This week Blair Cottrell’s appeal trial against his conviction under Victoria’s Racial and Religious Tolerance Act is finally taking place. Given I’ve been in attendance at the County Court on the midweek edition of WilmsFront I provide my analysis as the trial reaches its conclusion and explore if free speech in Australia is really on trial?
Cottrell, along with fellow patriot activists and former United Patriots Front colleagues Neil Erikson and Christopher Shortis, were found guilty under the Act in a trial at the Melbourne Magistrates’ Court in September 2017.
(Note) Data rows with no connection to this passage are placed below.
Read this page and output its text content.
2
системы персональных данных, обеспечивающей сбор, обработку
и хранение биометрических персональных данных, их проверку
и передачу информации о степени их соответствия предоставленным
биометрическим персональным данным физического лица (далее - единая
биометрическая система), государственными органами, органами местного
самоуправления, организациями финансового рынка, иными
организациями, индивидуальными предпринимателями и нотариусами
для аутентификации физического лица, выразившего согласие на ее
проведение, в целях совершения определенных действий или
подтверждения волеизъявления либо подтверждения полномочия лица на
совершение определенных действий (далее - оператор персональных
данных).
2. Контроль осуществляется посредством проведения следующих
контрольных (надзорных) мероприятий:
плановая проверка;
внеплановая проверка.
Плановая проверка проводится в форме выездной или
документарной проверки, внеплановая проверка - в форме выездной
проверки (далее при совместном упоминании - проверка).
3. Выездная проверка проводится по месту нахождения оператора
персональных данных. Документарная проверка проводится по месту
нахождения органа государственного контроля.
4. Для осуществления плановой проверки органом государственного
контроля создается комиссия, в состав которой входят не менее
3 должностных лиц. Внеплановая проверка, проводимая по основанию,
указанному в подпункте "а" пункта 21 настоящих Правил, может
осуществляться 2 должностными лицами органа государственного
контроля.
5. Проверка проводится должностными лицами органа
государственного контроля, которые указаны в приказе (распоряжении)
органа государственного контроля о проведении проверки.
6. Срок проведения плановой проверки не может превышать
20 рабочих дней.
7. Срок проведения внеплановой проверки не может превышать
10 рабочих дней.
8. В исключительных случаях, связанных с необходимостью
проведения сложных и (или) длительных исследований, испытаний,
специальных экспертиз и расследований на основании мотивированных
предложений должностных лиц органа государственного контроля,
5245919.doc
The charges against the trio were related to a mock beheading stunt they performed outside Bendigo’s Council building during the United Patriots Front’s activism against the construction of a mosque in the regional Victorian city in 2015. It was published on their Facebook to promote an upcoming rally in the city
There are three grounds which Blair Cottrell’s lawyer John Bolton’s arguing. The conviction should be quashed based on substantive evidence. That the Racial and Religious Tolerance Act violates Cottrell’s rights Victorian Charter of Human Rights and Responsilibities, plus his implied freedom to political communication under Australia’s Constitution.
I play my opening remarks from the court on Monday, an update after all the substantive evidence and charter arguments on Tuesday. Plus my interview with Blair Cottrell following John Bolton’s arguments on the constitutional validity question. I end providing own analysis and reflections on what this case means for the meaning of free speech in Australia.